Margherita pies are topped with either fresh buffalo or cow’s milk mozzarella and those large slices are used rather sparingly. True to the American spirit, our pies are lined with cheese from edge to edge. On a Neapolitan pie, the cheese tends to take up less than half of the total surface area. Bummed? Don’t be, because this is the definition of “less is more.” With less cheese, you get to savor the rich flavor of the dough and drizzled olive oil, plus the tomato’s natural tang.
The Eating
In New York, Mayor Bill De Blasio caused a storm when he carved up a pizza with a fork and knife. The tabloids had a field day with it, and Hizzoner responded thusly:
“In my ancestral homeland, it’s more typical to eat with a fork and knife,” he said. “I’ve been to Italy a lot.”
Some New Yorkers rolled their eyes at De Blasio’s defense, but he was objectively right. Neapolitan pizzas are meant to be eaten with utensils.

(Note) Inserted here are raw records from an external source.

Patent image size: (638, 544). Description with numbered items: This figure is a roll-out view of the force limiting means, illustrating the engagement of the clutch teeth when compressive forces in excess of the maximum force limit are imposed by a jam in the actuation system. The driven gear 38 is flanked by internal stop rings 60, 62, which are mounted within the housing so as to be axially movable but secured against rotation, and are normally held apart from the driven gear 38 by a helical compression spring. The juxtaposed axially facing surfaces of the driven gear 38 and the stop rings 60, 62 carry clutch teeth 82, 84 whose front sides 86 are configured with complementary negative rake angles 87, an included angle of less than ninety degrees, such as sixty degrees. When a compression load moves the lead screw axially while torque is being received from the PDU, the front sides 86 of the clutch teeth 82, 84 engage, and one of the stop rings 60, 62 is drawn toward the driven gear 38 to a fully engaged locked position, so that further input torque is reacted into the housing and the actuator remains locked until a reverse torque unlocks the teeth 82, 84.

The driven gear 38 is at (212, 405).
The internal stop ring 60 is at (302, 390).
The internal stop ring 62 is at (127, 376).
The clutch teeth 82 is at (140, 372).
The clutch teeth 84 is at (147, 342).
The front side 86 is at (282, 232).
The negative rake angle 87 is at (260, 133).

The sauce and cheese of a Neapolitan pizza gives off lots of luscious liquid, so slicing the pie would leave you with a soggy crust. With that said, many NEO-politan shops in the United States slice their pies in the fashion we’re accustomed to. Shops like Williamsburg’s legendary Roberta’s give their dough a little extra crisp and extract some of the tomato’s water to ensure that your finger food meal doesn’t end with a trip to the burn ward.